Thursday, January 3, 2019: 1:50 PM
Salon 6 (Palmer House Hilton)
On September 13, 2017, Kelly Betesh, an official in the French right-wing anti-immigrant Front National (FN) political party, posted a photo on Twitter of herself dining with FN vice president Florian Philippot, one of the most well-known leaders of the FN at the time, at a couscous restaurant in Strasbourg, tagging Mr. Philippot’s political association Les Patriotes. The photo launched a backlash online. Couscous is a North African dish, which is very popular in France, but some online commenters decried couscous as inappropriate for patriotic French politicians to eat. #Couscousgate was born.

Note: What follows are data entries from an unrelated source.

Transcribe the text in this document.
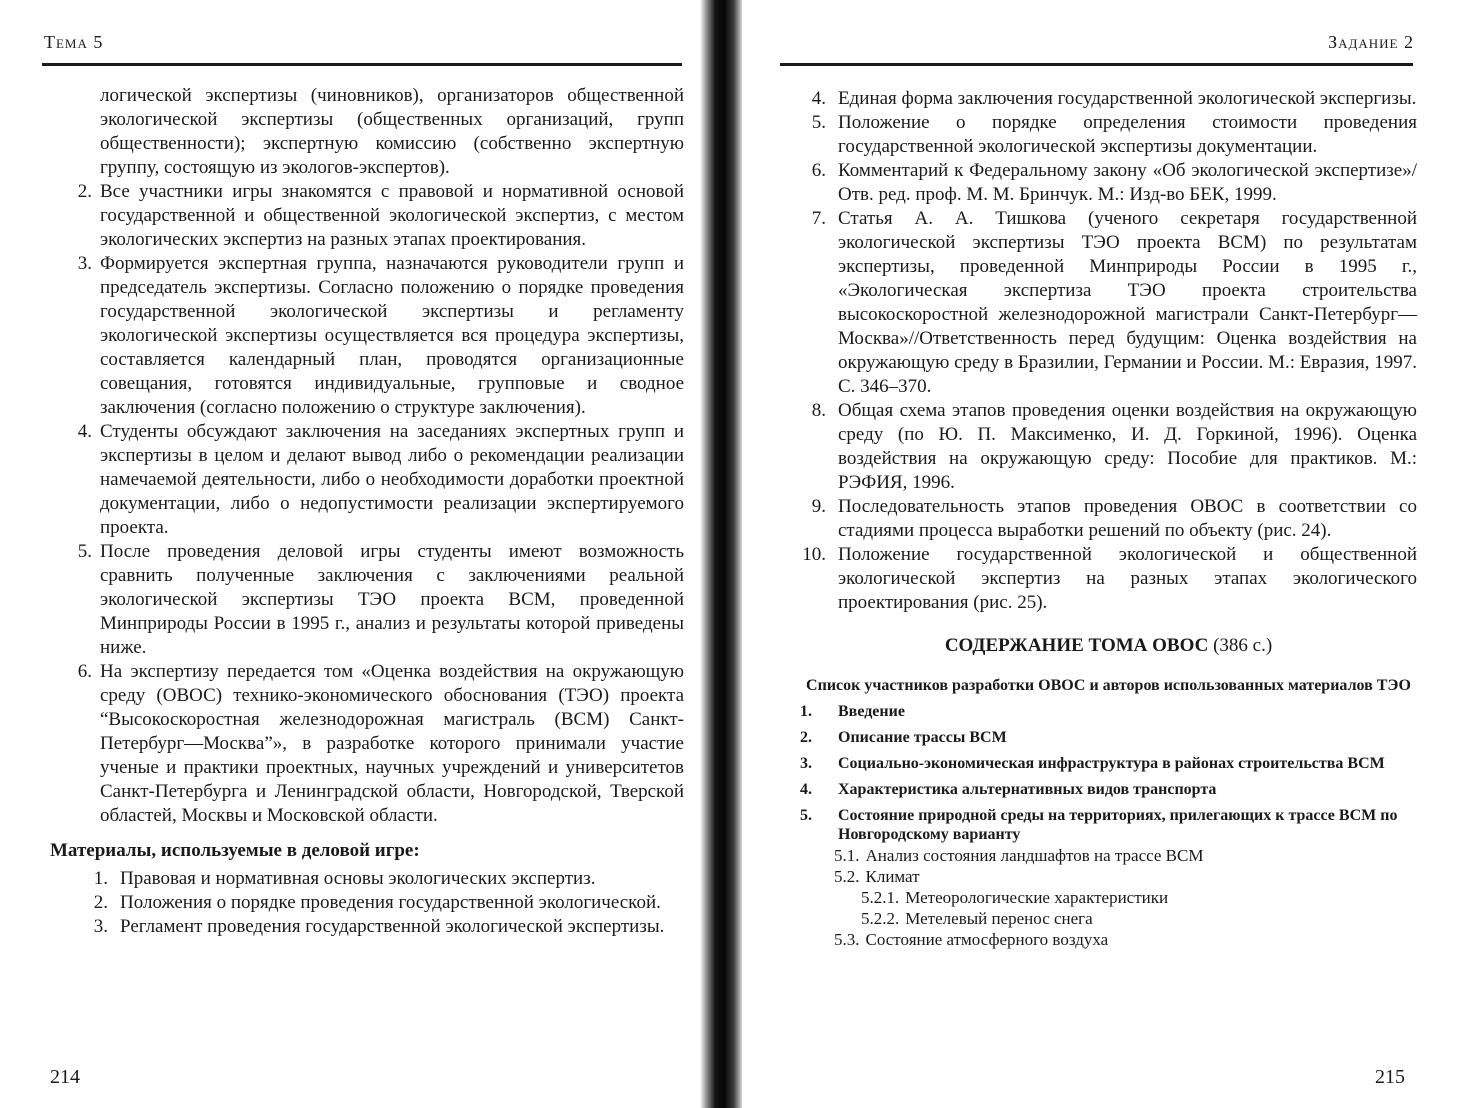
Тема 5

логической экспертизы (чиновников), организаторов общественной экологической экспертизы (общественных организаций, групп общественности); экспертную комиссию (собственно экспертную группу, состоящую из экологов-экспертов).

2. Все участники игры знакомятся с правовой и нормативной основой государственной и общественной экологической экспертиз, с местом экологических экспертиз на разных этапах проектирования.
3. Формируется экспертная группа, назначаются руководители групп и председатель экспертизы. Согласно положению о порядке проведения государственной экологической экспертизы и регламенту экологической экспертизы осуществляется вся процедура экспертизы, составляется календарный план, проводятся организационные совещания, готовятся индивидуальные, групповые и сводное заключения (согласно положению о структуре заключения).
4. Студенты обсуждают заключения на заседаниях экспертных групп и экспертизы в целом и делают вывод либо о рекомендации реализации намечаемой деятельности, либо о необходимости доработки проектной документации, либо о недопустимости реализации экспертируемого проекта.
5. После проведения деловой игры студенты имеют возможность сравнить полученные заключения с заключениями реальной экологической экспертизы ТЭО проекта ВСМ, проведенной Минприроды России в 1995 г., анализ и результаты которой приведены ниже.
6. На экспертизу передается том «Оценка воздействия на окружающую среду (ОВОС) технико-экономического обоснования (ТЭО) проекта “Высокоскоростная железнодорожная магистраль (ВСМ) Санкт-Петербург—Москва”», в разработке которого принимали участие ученые и практики проектных, научных учреждений и университетов Санкт-Петербурга и Ленинградской области, Новгородской, Тверской областей, Москвы и Московской области.
Материалы, используемые в деловой игре:
1. Правовая и нормативная основы экологических экспертиз.
2. Положения о порядке проведения государственной экологической.
3. Регламент проведения государственной экологической экспертизы.
214
Задание 2
4. Единая форма заключения государственной экологической экспергизы.
5. Положение о порядке определения стоимости проведения государственной экологической экспертизы документации.
6. Комментарий к Федеральному закону «Об экологической экспертизе»/Отв. ред. проф. М. М. Бринчук. М.: Изд-во БЕК, 1999.
7. Статья А. А. Тишкова (ученого секретаря государственной экологической экспертизы ТЭО проекта ВСМ) по результатам экспертизы, проведенной Минприроды России в 1995 г., «Экологическая экспертиза ТЭО проекта строительства высокоскоростной железнодорожной магистрали Санкт-Петербург—Москва»//Ответственность перед будущим: Оценка воздействия на окружающую среду в Бразилии, Германии и России. М.: Евразия, 1997. С. 346–370.
8. Общая схема этапов проведения оценки воздействия на окружающую среду (по Ю. П. Максименко, И. Д. Горкиной, 1996). Оценка воздействия на окружающую среду: Пособие для практиков. М.: РЭФИЯ, 1996.
9. Последовательность этапов проведения ОВОС в соответствии со стадиями процесса выработки решений по объекту (рис. 24).
10. Положение государственной экологической и общественной экологической экспертиз на разных этапах экологического проектирования (рис. 25).
СОДЕРЖАНИЕ ТОМА ОВОС (386 с.)
Список участников разработки ОВОС и авторов использованных материалов ТЭО
1.	Введение
2.	Описание трассы ВСМ
3.	Социально-экономическая инфраструктура в районах строительства ВСМ
4.	Характеристика альтернативных видов транспорта
5.	Состояние природной среды на территориях, прилегающих к трассе ВСМ по Новгородскому варианту
5.1. Анализ состояния ландшафтов на трассе ВСМ
5.2. Климат
5.2.1. Метеорологические характеристики
5.2.2. Метелевый перенос снега
5.3. Состояние атмосферного воздуха
215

Eight days after the famous couscous dinner, Philippot left the FN, transforming his Les Patriotes into his own anti-EU political party.

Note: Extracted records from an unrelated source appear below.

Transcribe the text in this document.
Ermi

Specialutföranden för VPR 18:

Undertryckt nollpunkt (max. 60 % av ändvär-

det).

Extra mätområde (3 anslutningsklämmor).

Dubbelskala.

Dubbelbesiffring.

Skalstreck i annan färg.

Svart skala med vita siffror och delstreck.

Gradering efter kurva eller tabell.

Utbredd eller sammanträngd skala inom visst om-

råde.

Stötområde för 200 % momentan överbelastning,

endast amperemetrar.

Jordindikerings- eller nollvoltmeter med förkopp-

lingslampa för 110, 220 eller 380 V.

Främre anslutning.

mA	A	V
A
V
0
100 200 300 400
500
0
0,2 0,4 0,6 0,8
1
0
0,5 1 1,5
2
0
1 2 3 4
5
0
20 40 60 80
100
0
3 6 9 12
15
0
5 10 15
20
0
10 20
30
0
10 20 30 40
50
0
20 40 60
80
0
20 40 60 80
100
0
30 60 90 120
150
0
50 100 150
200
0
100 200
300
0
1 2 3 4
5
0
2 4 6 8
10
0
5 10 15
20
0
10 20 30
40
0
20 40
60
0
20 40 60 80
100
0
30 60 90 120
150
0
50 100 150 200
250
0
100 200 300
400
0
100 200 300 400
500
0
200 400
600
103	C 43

#Couscousgate seems a silly example of how the politics of identity play out on the internet, but it developed in a context where food has often been used to define the boundaries of French national identity to the exclusion of colonial subjects, immigrants, and racial others. This paper analyzes the use of food as a marker of identity in French politics, with an emphasis on the recent history of political scandals surrounding couscous and halal meat. It places these recent events in the context of a national culinary discourse that since the First World War has set racialized boundaries around what it means to eat as a French person.